Permenhub No.32 Tahun 2016 Tidak Adaptif Dengan Perkembangan Teknologi

Oleh : Hariyanto | Senin, 03 April 2017 - 11:16 WIB

INDUSTRY.co.id - Jakarta, Peraturan Menteri Perhubungan (Permenhub) No.32 tahun 2016 (PM32/2016) tentang Penyelenggaraan Angkutan Orang dengan Kendaraaan Bermotor Umum Tidak dalam trayek menuai kontroversi sejak kelahirannya pada bulan Maret tahun yang lalu.

Setelah melalui penundaan pelaksanaan dan perdebatan yang cukup alot, revisi PM32/2016 siap diberlakukan pada tanggal 1 April 2017.

Menurut Presidium Masyarakat Transportasi Indonesia, Muslich Zainal Asikin, selama tahapan sosialisasi revisi PM32/2016 hingga saat ini, keberadaan peraturan tersebut tidak memberi jaminan kepastian hukum tapi malah membelenggu bisnis yang sifatnya disruptive ini.  

"Misalnya menempatkan pengemudi transportasi online menjadi karyawan atau pekerja padahal pada dasarnya bisnis ini berbasis sharing economy yang memberdayakan pengemudi sebagai pemilik-pengusaha," ujarnya melalui keterangan tertulis kepada INDUSTRY.co.id, Sabtu (1/4/2014)

Di sisi lain, menurut Muslich, langkah pemerintah yang terkesan ngotot dengan pemberlakuan beleid ini tidak adaptif terhadap perkembangan teknologi. Penggolongan bisnis jasa transportasi online ini dengan menyamakannya dengan bisnis taksi dan angkutan umum konvensional adalah sesuatu yang tidak tepat karena pada dasarnya pelaku bisnis  disruptive menggunakan platform sharing economy.

"Setidaknya, ada tiga poin  yang tidak memihak pada transportasi online, yaitu, batasan tarif atas dan bawah, pengaturan kuota yang diserahkan ke masing-masing pemerintahan daerah dan balik nama STNK dari individu ke badan atau perusahaan. Langkah ini kontra produktif dengan era industri  kreatif,” ungkap Muslich.

Kebijakan tersebut lanjut Muslich menjadi lonceng kematian industri kreatif di Indonesia, khususnya untuk transportasi online.  

“Ini tidak sejalan dengan semangat  program nawacita Presiden Jokowi yang mendorong terhadap kemandirian ekonomi kerakyatan dan industri kreatif,” tegas Muslich.

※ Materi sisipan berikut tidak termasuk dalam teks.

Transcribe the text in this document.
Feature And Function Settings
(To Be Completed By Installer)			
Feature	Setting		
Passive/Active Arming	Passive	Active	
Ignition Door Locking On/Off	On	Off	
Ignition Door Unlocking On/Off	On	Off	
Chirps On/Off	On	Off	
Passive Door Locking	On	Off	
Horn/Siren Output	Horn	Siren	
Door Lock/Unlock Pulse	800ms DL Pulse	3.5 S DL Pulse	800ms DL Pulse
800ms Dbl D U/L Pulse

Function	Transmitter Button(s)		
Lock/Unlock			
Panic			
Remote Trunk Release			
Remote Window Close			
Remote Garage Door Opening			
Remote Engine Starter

Muslich mengatakan, ketika harus ada biaya KIR, kewajiban balik nama STNK atas nama perusahaan atau koperasi, dan ketentuan batasan volume mesin kendaraan seperti taksi, dan keberadaan kepemilikan pool membuat pelaku bisnis transportasi online ‘dipaksa’ berkegiatan dengan regulasi yang lama sebagaimana yang telah dilakukan oleh pelaku usaha transportasi konvensional.